Bearing Witness, Making Solidarity:
5000 Turn Out vs. Torture and Murder
At Fort Benning’s ‘School of the Americas’
By Carl Davidson
The annual School of the Americas Watch vigil and procession are a unique and powerful event in America political life
Going on for 20 years now, the mobilization against the training of torturers and killers in Fort Benning, GA is part peace mobilization, part solidarity with Latin America event, part religious pageant, part public face of the Catholic left, and part gathering of the tribes for newly radicalized youth. The gathering draws thousands of people, including nuns and priests, veterans and labor organizers, along with other peace and solidarity activists. They all come for a two-day creative mixture of diverse events that leaves everyone politically transformed and emotionally peaked.
This year’s event was no different. Over the weekend of Nov 19-21, close to 5000 people took part is a series of colorful and dramatic actions. Thirty were arrested and held several days by police. Four of these were arrested after intentionally committing civil disobedience by climbing over a fence topped with barbed wire at the entrance to Fort Benning. Others were arrested for simply straying off a sidewalk in an attempt to march to downtown Columbus, GA. Local courts imposed heavy fines and maximum sentences.
Why is the U.S military training torturers and death squads? The answer is an old one: wealth, power and intimidated, non-union labor.
“For the past several decades, the US has allied with dictators in Latin America who helped that region’s small, elite group of wealthy landowners,” said SOAW founder Father Roy Bourgeois, a Louisiana native, who lives just outside the gates of the school in Fort Benning where he carries on his work.
“We got involved militarily with these countries because they were rich in natural resources, with coffee in Colombia, bananas in Central America, copper in Chile, petroleum in Venezuela and tin in Bolivia. With their militaries, the U.S. joined with them to exploit those natural resources and to pay workers $1 a day. There were no labor laws there,” Bourgeois noted. “We were like the new conquistadors.”
The high point of the weekend was the Sunday procession of thousands, each carrying a white cross with the name of a slain Latin American peasant, worker or child, and a number of priests and nuns, including Salvadoran Archbishop Oscar Romero, slain by those trained in Fort Benning’s SOA facility. Teams of singers mournfully sang the names and ages, and after each one, everyone raised their crosses, and answered with the classic salute of the living to those who have fallen in battle: “Presente!”

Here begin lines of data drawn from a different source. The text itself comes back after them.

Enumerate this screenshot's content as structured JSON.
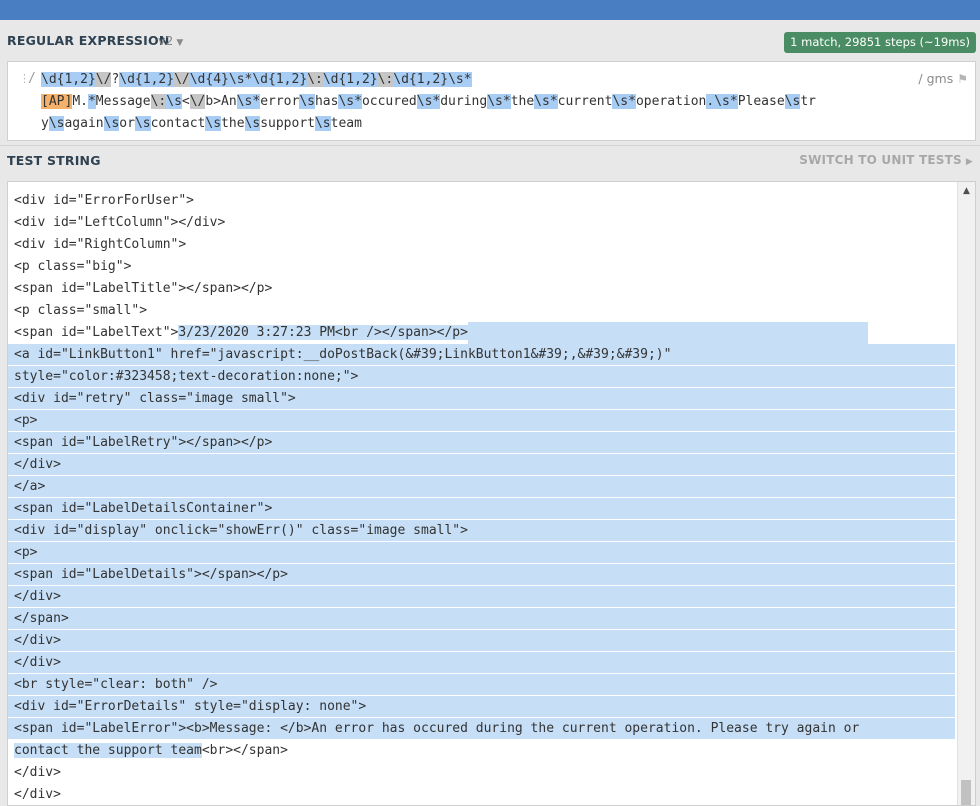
{
  "regex_section": {
    "title": "REGULAR EXPRESSION",
    "flavor": "v2",
    "match_info": "1 match, 29851 steps (~19ms)",
    "delimiter_left": "/",
    "flags": "/ gms",
    "lines": [
      [
        {
          "t": "\\d{1,2}",
          "c": "blue"
        },
        {
          "t": "\\/",
          "c": "gray"
        },
        {
          "t": "?",
          "c": ""
        },
        {
          "t": "\\d{1,2}",
          "c": "blue"
        },
        {
          "t": "\\/",
          "c": "gray"
        },
        {
          "t": "\\d{4}",
          "c": "blue"
        },
        {
          "t": "\\s*",
          "c": "blue"
        },
        {
          "t": "\\d{1,2}",
          "c": "blue"
        },
        {
          "t": "\\:",
          "c": "gray"
        },
        {
          "t": "\\d{1,2}",
          "c": "blue"
        },
        {
          "t": "\\:",
          "c": "gray"
        },
        {
          "t": "\\d{1,2}",
          "c": "blue"
        },
        {
          "t": "\\s*",
          "c": "blue"
        }
      ],
      [
        {
          "t": "[AP]",
          "c": "orange"
        },
        {
          "t": "M.",
          "c": ""
        },
        {
          "t": "*",
          "c": "blue"
        },
        {
          "t": "Message",
          "c": ""
        },
        {
          "t": "\\:",
          "c": "gray"
        },
        {
          "t": "\\s",
          "c": "blue"
        },
        {
          "t": "<",
          "c": ""
        },
        {
          "t": "\\/",
          "c": "gray"
        },
        {
          "t": "b>An",
          "c": ""
        },
        {
          "t": "\\s*",
          "c": "blue"
        },
        {
          "t": "error",
          "c": ""
        },
        {
          "t": "\\s",
          "c": "blue"
        },
        {
          "t": "has",
          "c": ""
        },
        {
          "t": "\\s*",
          "c": "blue"
        },
        {
          "t": "occured",
          "c": ""
        },
        {
          "t": "\\s*",
          "c": "blue"
        },
        {
          "t": "during",
          "c": ""
        },
        {
          "t": "\\s*",
          "c": "blue"
        },
        {
          "t": "the",
          "c": ""
        },
        {
          "t": "\\s*",
          "c": "blue"
        },
        {
          "t": "current",
          "c": ""
        },
        {
          "t": "\\s*",
          "c": "blue"
        },
        {
          "t": "operation",
          "c": ""
        },
        {
          "t": ".",
          "c": "blue"
        },
        {
          "t": "\\s*",
          "c": "blue"
        },
        {
          "t": "Please",
          "c": ""
        },
        {
          "t": "\\s",
          "c": "blue"
        },
        {
          "t": "tr",
          "c": ""
        }
      ],
      [
        {
          "t": "y",
          "c": ""
        },
        {
          "t": "\\s",
          "c": "blue"
        },
        {
          "t": "again",
          "c": ""
        },
        {
          "t": "\\s",
          "c": "blue"
        },
        {
          "t": "or",
          "c": ""
        },
        {
          "t": "\\s",
          "c": "blue"
        },
        {
          "t": "contact",
          "c": ""
        },
        {
          "t": "\\s",
          "c": "blue"
        },
        {
          "t": "the",
          "c": ""
        },
        {
          "t": "\\s",
          "c": "blue"
        },
        {
          "t": "support",
          "c": ""
        },
        {
          "t": "\\s",
          "c": "blue"
        },
        {
          "t": "team",
          "c": ""
        }
      ]
    ]
  },
  "test_section": {
    "title": "TEST STRING",
    "switch_label": "SWITCH TO UNIT TESTS",
    "lines": [
      {
        "text": "<div id=\"ErrorForUser\">",
        "hl": "none"
      },
      {
        "text": "<div id=\"ErrorForUser\">",
        "hl": "none"
      },
      {
        "text": "<div id=\"LeftColumn\"></div>",
        "hl": "none"
      },
      {
        "text": "<div id=\"RightColumn\">",
        "hl": "none"
      },
      {
        "text": "<p class=\"big\">",
        "hl": "none"
      },
      {
        "text": "<span id=\"LabelTitle\"></span></p>",
        "hl": "none"
      },
      {
        "text": "<p class=\"small\">",
        "hl": "none"
      },
      {
        "text": "<span id=\"LabelText\">",
        "hl": "partial",
        "rest": "3/23/2020 3:27:23 PM<br /></span></p>"
      },
      {
        "text": "<a id=\"LinkButton1\" href=\"javascript:__doPostBack(&#39;LinkButton1&#39;,&#39;&#39;)\"",
        "hl": "full"
      },
      {
        "text": "style=\"color:#323458;text-decoration:none;\">",
        "hl": "full"
      },
      {
        "text": "<div id=\"retry\" class=\"image small\">",
        "hl": "full"
      },
      {
        "text": "<p>",
        "hl": "full"
      },
      {
        "text": "<span id=\"LabelRetry\"></span></p>",
        "hl": "full"
      },
      {
        "text": "</div>",
        "hl": "full"
      },
      {
        "text": "</a>",
        "hl": "full"
      },
      {
        "text": "<span id=\"LabelDetailsContainer\">",
        "hl": "full"
      },
      {
        "text": "<div id=\"display\" onclick=\"showErr()\" class=\"image small\">",
        "hl": "full"
      },
      {
        "text": "<p>",
        "hl": "full"
      },
      {
        "text": "<span id=\"LabelDetails\"></span></p>",
        "hl": "full"
      },
      {
        "text": "</div>",
        "hl": "full"
      },
      {
        "text": "</span>",
        "hl": "full"
      },
      {
        "text": "</div>",
        "hl": "full"
      },
      {
        "text": "</div>",
        "hl": "full"
      },
      {
        "text": "<br style=\"clear: both\" />",
        "hl": "full"
      },
      {
        "text": "<div id=\"ErrorDetails\" style=\"display: none\">",
        "hl": "full"
      },
      {
        "text": "<span id=\"LabelError\"><b>Message: </b>An error has occured during the current operation. Please try again or",
        "hl": "full"
      },
      {
        "text": "contact the support team",
        "hl": "prefix",
        "rest": "<br></span>"
      },
      {
        "text": "</div>",
        "hl": "none"
      },
      {
        "text": "</div>",
        "hl": "none"
      }
    ]
  },
  "colors": {
    "topbar": "#4a7ec2",
    "match_badge": "#4a8c64",
    "token_quantifier": "#a8cdf5",
    "token_escape": "#c6c6c6",
    "token_charset": "#f5b06a",
    "match_highlight": "#c6dff7"
  },
  "icons": {
    "flavor_dropdown": "chevron-down-icon",
    "flags_marker": "flag-icon",
    "switch_arrow": "triangle-right-icon",
    "scroll_up": "scroll-up-arrow-icon"
  }
}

The procession lasted for hours as the column of mourners bearing crosses of the dead walked from the front of the stage up one side of the street to the police barriers and back down the other side of the street to the back of the stage. There they placed the crosses into the chain link fence blocking the entrance to the military base. Many mourners cried. Some raised their fists. Some knelt in prayer or meditation as the singing of the names and the chant of “Presente!” continued. Behind the stage a theatre group staged a scene of murdered members of a religious order, their bodies spattered with blood. Others snapped pictures or stood quietly.